Hi Fabian,
So maybe I can not join a table that generate from a window, because
the table is getting larger and larger as the time goes, maybe the system will
crash one day.
I am working on a system that calculate the “score" of article, which
is consist of the count of article praise, the count of article response, etc
Because I can not use flink to save all the article, I decide to update
the score of the article that created in 3 days.
I have two choises,
1. join the article table and praise table, response table then window
select a.article_id, count(p.praise_id) as pCount,
count(r.response_id) as rCount
from
article a
left join
praise p on a.article_id = p.article_id
left join
response r on a.article_id = r.article_id
group by hop(updated_time, interval '1' minute,interval '3'
day) , article_id
2. window the article table, window the priase table, window the
response table ,then join them together
select aAggr.article_id, pAggr.pCount, rAggr.rCount
(select article_id from article group by hop(updated_time,
interval '1' minute,interval '3' day) , article_id) aAggr
left join
(select article_id,count(praise_id) as pCount from praise group
by hop(updated_time, interval '1' minute,interval '3' day) , article_id) pAggr
on aAggr.article_id=pAggr.article_id
left join
(select article_id,count(response_id) as rCount from response
group by hop(updated_time, interval '1' minute,interval '3' day) , article_id)
rAggr on aAggr.article_id=rAggr.article_id
Maybe I should choose 1, join then window, but not window then join.
Please correct me if I am wrong.
I have some worries when choose 1,
I do not know how Flink works internally, it seems that in the sql ,
table article ,table praise, table response is growing as the time goes by,
will it introduce performance issue?
Best,
Henry
> 在 2018年8月21日,下午9:29,Hequn Cheng <[email protected]> 写道:
>
> Hi Henry,
>
> praiseAggr is an append table, so it contains "100,101,102,100,101,103,100".
> 1. if you change your sql to s"SELECT article_id FROM praise GROUP BY
> article_id", the answer is "101,102,103"
> 2. if you change your sql to s"SELECT last_value(article_id) FROM praise",
> the answer is "100"
>
> Best, Hequn
>
> On Tue, Aug 21, 2018 at 8:52 PM, 徐涛 <[email protected]
> <mailto:[email protected]>> wrote:
> Hi Fabian,
> Thanks for your response.

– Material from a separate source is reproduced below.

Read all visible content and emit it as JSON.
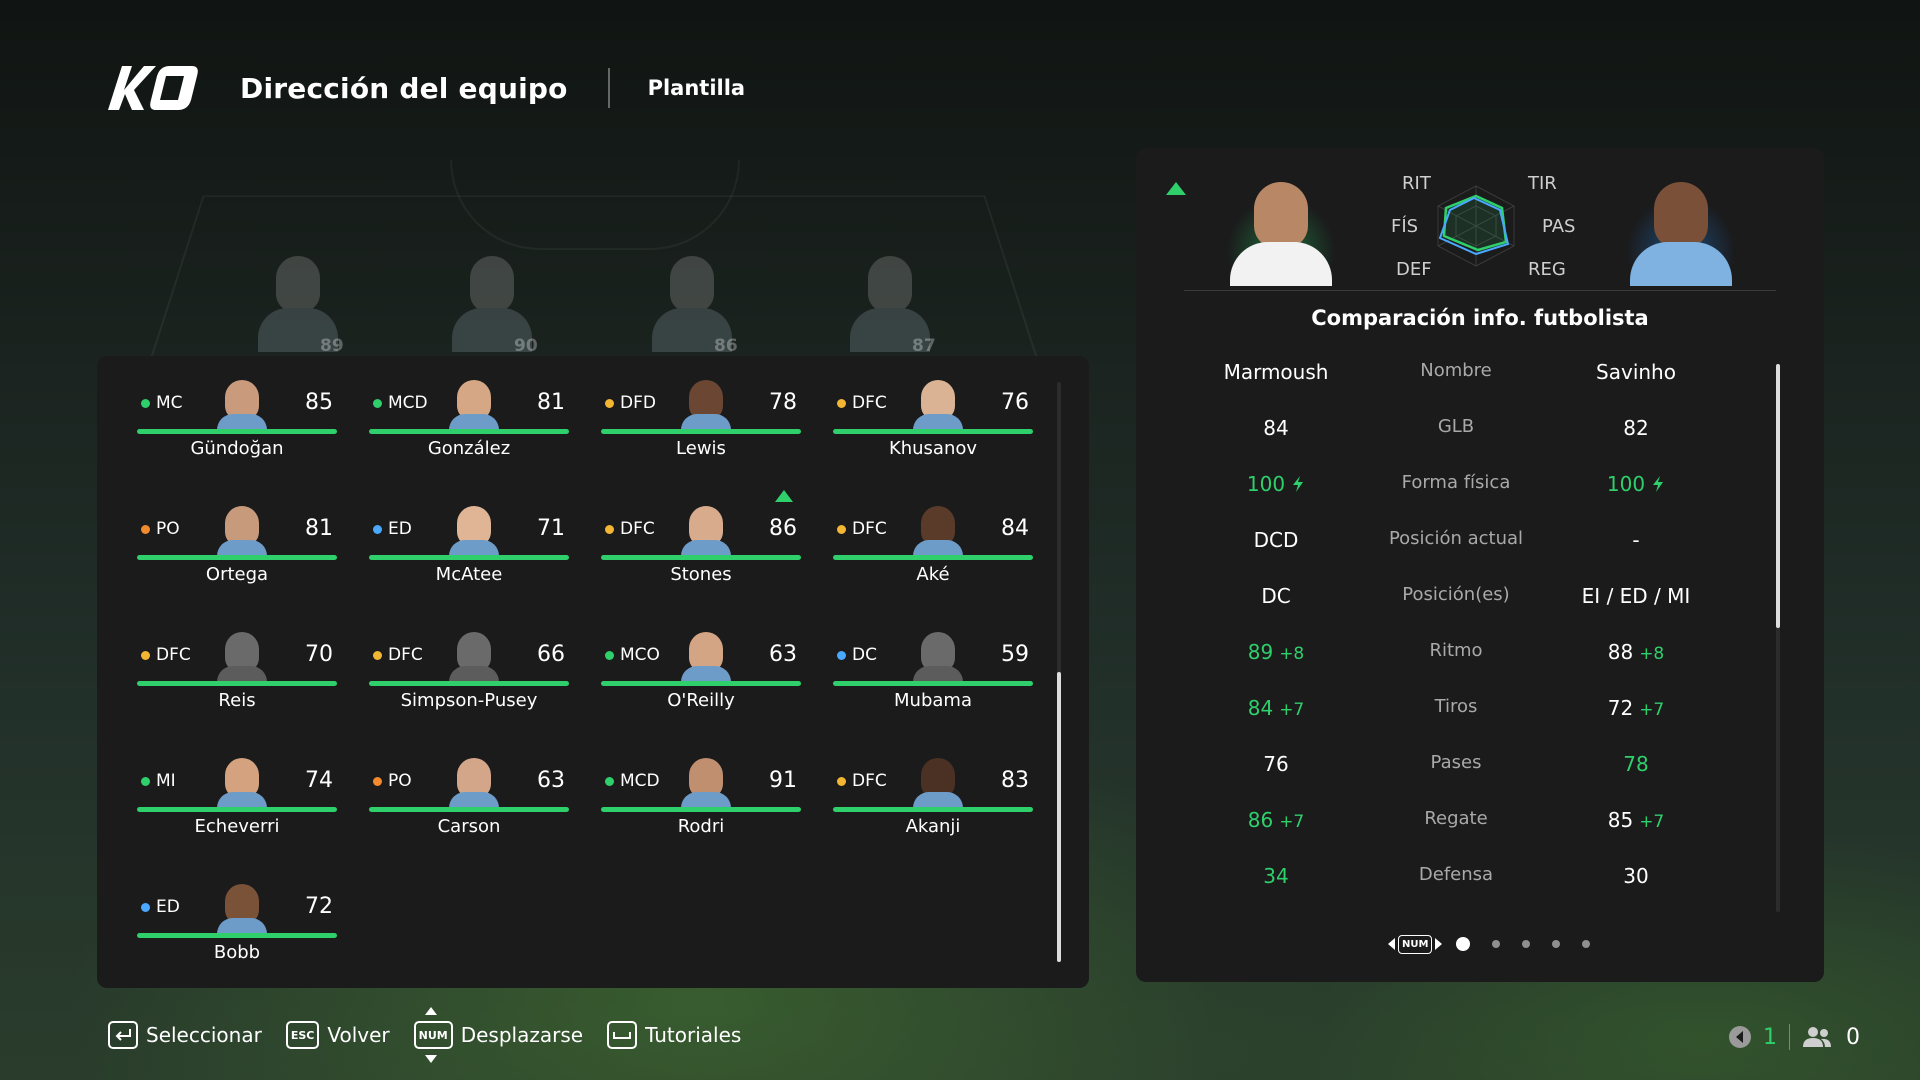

This question puzzles me for quite a long
> time.
> If the praiseAggr has the following value:
> window-1 100,101,102
> window-2 100,101,103
> window-3 100
>
> the last time the article table joins praiseAggr, which of the
> following value does praiseAggr table has?
> 1— 100,101,102,100,101,103,100 collect all the element
> of all the window
> 2— 100 the element
> of the latest window
> 3— 101,102,103 the distinct value
> of all the window
>
>
> Best,
> Henry
>
>
>> 在 2018年8月21日,下午8:02,Fabian Hueske <[email protected]
>> <mailto:[email protected]>> 写道:
>>
>> Hi,
>>
>> The semantics of a query do not depend on the way that it is used.
>> praiseAggr is a table that grows by one row per second and article_id. If
>> you use that table in a join, the join will fully materialize the table.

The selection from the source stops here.